In the dining-room the tea kettle was boiling, by my sister's orders before she left.

"Suppose you send for her?" flashed through my mind. "One carriage hurried off to Krakowitz, another to Gorowen--and she might be here inside of an hour."

But I, poor old blade, was ashamed to admit my helplessness. Besides, there was Lothar for me to cling to in my desperation.

Thank God, Lothar was still with us.

"Well, be seated, children." I assumed the air of being wonderfully at ease.

I can still see the whole scene. The snowy white tablecloth, the Meissen china, the old silver sugar bowl, the hanging lamp of copper overhead and in its hard light, to my right, Iolanthe, pale, stiff, with half-closed eyes, like a somnambulist; to my left, Lothar with his bushy hair and firm brown cheeks and the sombre fold between his brows, his eyes fixed on the tablecloth.

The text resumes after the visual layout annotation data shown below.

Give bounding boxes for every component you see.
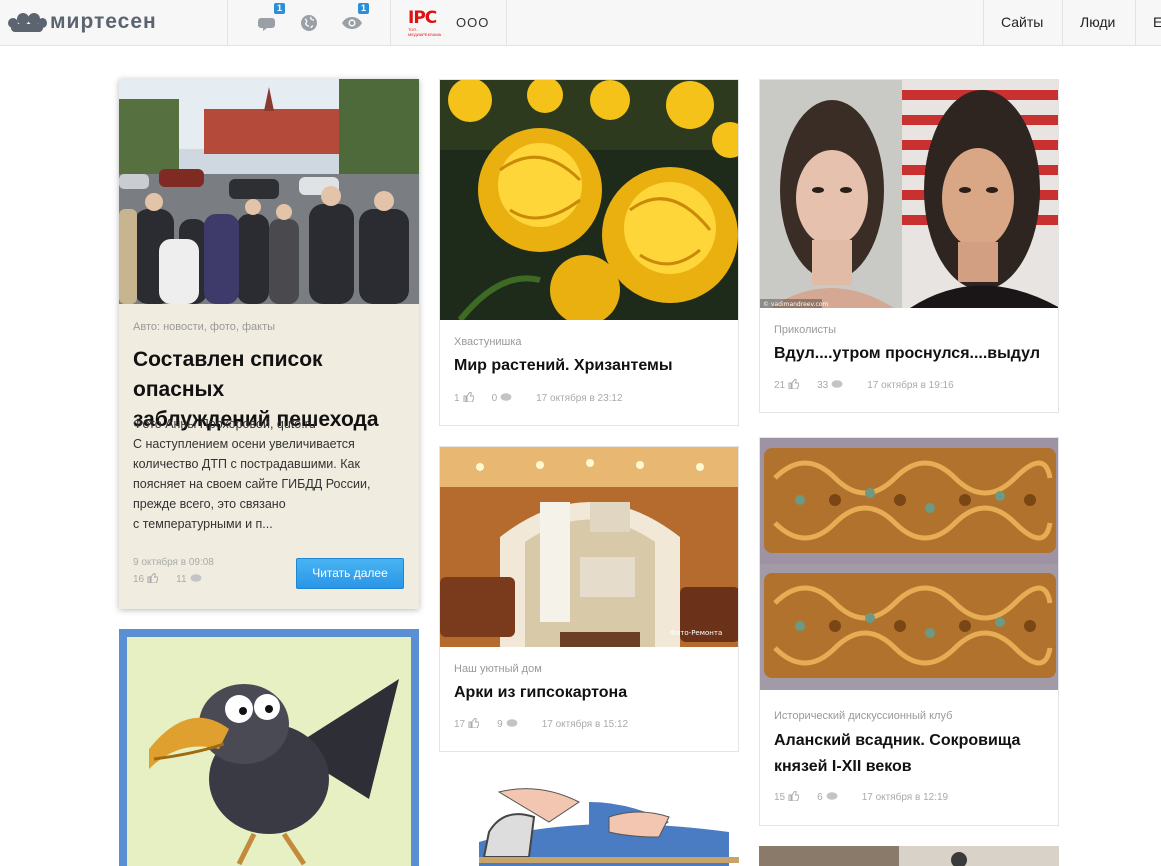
gold-plaque-photo <box>760 438 1058 690</box>
likes-count: 16 <box>133 574 145 585</box>
post-card[interactable]: Исторический дискуссионный клуб Аланский… <box>759 437 1059 826</box>
chrysanthemum-photo <box>440 80 738 320</box>
nav-more[interactable]: Е <box>1153 14 1161 30</box>
photo-watermark: © vadimandreev.com <box>763 301 828 308</box>
post-card[interactable]: © vadimandreev.com Приколисты Вдул....ут… <box>759 79 1059 413</box>
likes-count: 15 <box>774 792 786 803</box>
chat-icon <box>258 17 275 31</box>
post-image[interactable] <box>119 629 419 866</box>
logo-text: миртесен <box>50 10 157 33</box>
company-link[interactable]: ООО <box>456 15 489 30</box>
comment-icon[interactable] <box>500 392 512 405</box>
nav-sites[interactable]: Сайты <box>1001 14 1043 30</box>
divider <box>983 0 984 46</box>
post-category[interactable]: Хвастунишка <box>454 336 522 348</box>
post-image[interactable] <box>760 438 1058 690</box>
post-image[interactable] <box>440 80 738 320</box>
thumbs-up-icon[interactable] <box>463 391 474 405</box>
messages-badge: 1 <box>273 3 285 14</box>
post-excerpt: Фото Анны Прохоровой, quto.ru С наступле… <box>133 417 371 531</box>
post-card[interactable] <box>759 846 1059 866</box>
divider <box>390 0 391 46</box>
comments-count: 11 <box>176 574 187 585</box>
interior-photo: Фото-Ремонта <box>440 447 738 647</box>
post-stats: 15 6 17 октября в 12:19 <box>774 790 949 804</box>
post-card[interactable] <box>119 629 419 866</box>
comments-count: 6 <box>817 792 823 803</box>
post-title[interactable]: Мир растений. Хризантемы <box>454 355 673 377</box>
post-image[interactable]: © vadimandreev.com <box>760 80 1058 308</box>
post-card[interactable] <box>439 772 739 866</box>
post-card[interactable]: Фото-Ремонта Наш уютный дом Арки из гипс… <box>439 446 739 752</box>
comments-count: 9 <box>497 719 503 730</box>
post-category[interactable]: Наш уютный дом <box>454 663 542 675</box>
post-date: 17 октября в 12:19 <box>861 792 949 803</box>
likes-count: 21 <box>774 380 786 391</box>
street-photo <box>119 79 419 304</box>
comment-icon[interactable] <box>831 379 843 392</box>
views-badge: 1 <box>357 3 369 14</box>
post-title[interactable]: Арки из гипсокартона <box>454 682 627 704</box>
comment-icon[interactable] <box>190 573 202 586</box>
likes-count: 17 <box>454 719 466 730</box>
messages-button[interactable]: 1 <box>257 3 285 33</box>
globe-icon <box>301 15 317 31</box>
thumbs-up-icon[interactable] <box>788 790 800 804</box>
post-image[interactable] <box>439 772 739 866</box>
portrait-photo: © vadimandreev.com <box>760 80 1058 308</box>
post-card[interactable]: Авто: новости, фото, факты Составлен спи… <box>119 79 419 609</box>
post-image[interactable]: Фото-Ремонта <box>440 447 738 647</box>
room-photo <box>759 846 1059 866</box>
divider <box>1062 0 1063 46</box>
photo-watermark: Фото-Ремонта <box>670 629 722 637</box>
read-more-button[interactable]: Читать далее <box>296 558 404 589</box>
ipc-logo[interactable]: IPC ТОП-МЕДИАРЕКЛАМА <box>408 9 441 37</box>
post-date: 9 октября в 09:08 <box>133 557 214 568</box>
divider <box>1135 0 1136 46</box>
post-stats: 1 0 17 октября в 23:12 <box>454 391 623 405</box>
nav-people[interactable]: Люди <box>1080 14 1115 30</box>
logo[interactable]: миртесен <box>8 10 157 34</box>
thumbs-up-icon[interactable] <box>147 572 159 586</box>
post-category[interactable]: Авто: новости, фото, факты <box>133 321 275 333</box>
divider <box>227 0 228 46</box>
post-stats: 16 11 <box>133 572 220 586</box>
post-card[interactable]: Хвастунишка Мир растений. Хризантемы 1 0… <box>439 79 739 426</box>
post-title[interactable]: Вдул....утром проснулся....выдул <box>774 343 1040 365</box>
post-image[interactable] <box>759 846 1059 866</box>
post-category[interactable]: Исторический дискуссионный клуб <box>774 710 952 722</box>
post-category[interactable]: Приколисты <box>774 324 836 336</box>
thumbs-up-icon[interactable] <box>468 717 480 731</box>
divider <box>506 0 507 46</box>
eye-icon <box>342 17 362 29</box>
post-image[interactable] <box>119 79 419 304</box>
post-date: 17 октября в 23:12 <box>536 393 623 404</box>
comments-count: 0 <box>491 393 498 404</box>
post-date: 17 октября в 15:12 <box>541 719 629 730</box>
likes-count: 1 <box>454 393 460 404</box>
crow-cartoon-image <box>119 629 419 866</box>
post-date: 17 октября в 19:16 <box>867 380 954 391</box>
comment-icon[interactable] <box>826 791 838 804</box>
comments-count: 33 <box>817 380 829 391</box>
ironing-cartoon-image <box>439 772 739 866</box>
globe-button[interactable] <box>298 13 320 33</box>
post-stats: 21 33 17 октября в 19:16 <box>774 378 954 392</box>
post-title[interactable]: Аланский всадник. Сокровища князей I-XII… <box>774 728 1054 780</box>
views-button[interactable]: 1 <box>341 3 369 33</box>
thumbs-up-icon[interactable] <box>788 378 800 392</box>
people-logo-icon <box>8 12 47 32</box>
comment-icon[interactable] <box>506 718 518 731</box>
post-stats: 17 9 17 октября в 15:12 <box>454 717 629 731</box>
top-bar: миртесен 1 1 IPC ТОП-МЕДИАРЕКЛАМА ООО Са… <box>0 0 1161 46</box>
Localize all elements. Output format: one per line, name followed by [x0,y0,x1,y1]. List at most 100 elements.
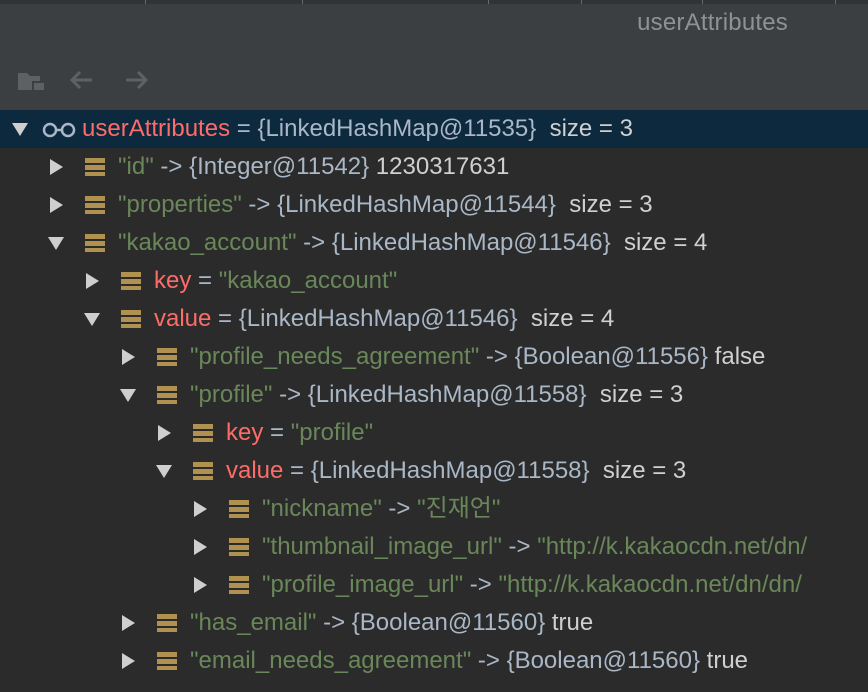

Seeing that evidently the boy felt de trop and would much rather have run away, I laid my hands affectionately on his shoulders and thanked him from the bottom of my heart for the torture he was imposing upon himself.

"Take a good look at him, Iolanthe," I said. "We three shall be sitting here like this many a time again, enjoying each other's company."

She nodded very slowly and closed her eyes altogether.

Poor thing! Poor thing! And the dread almost took my breath away.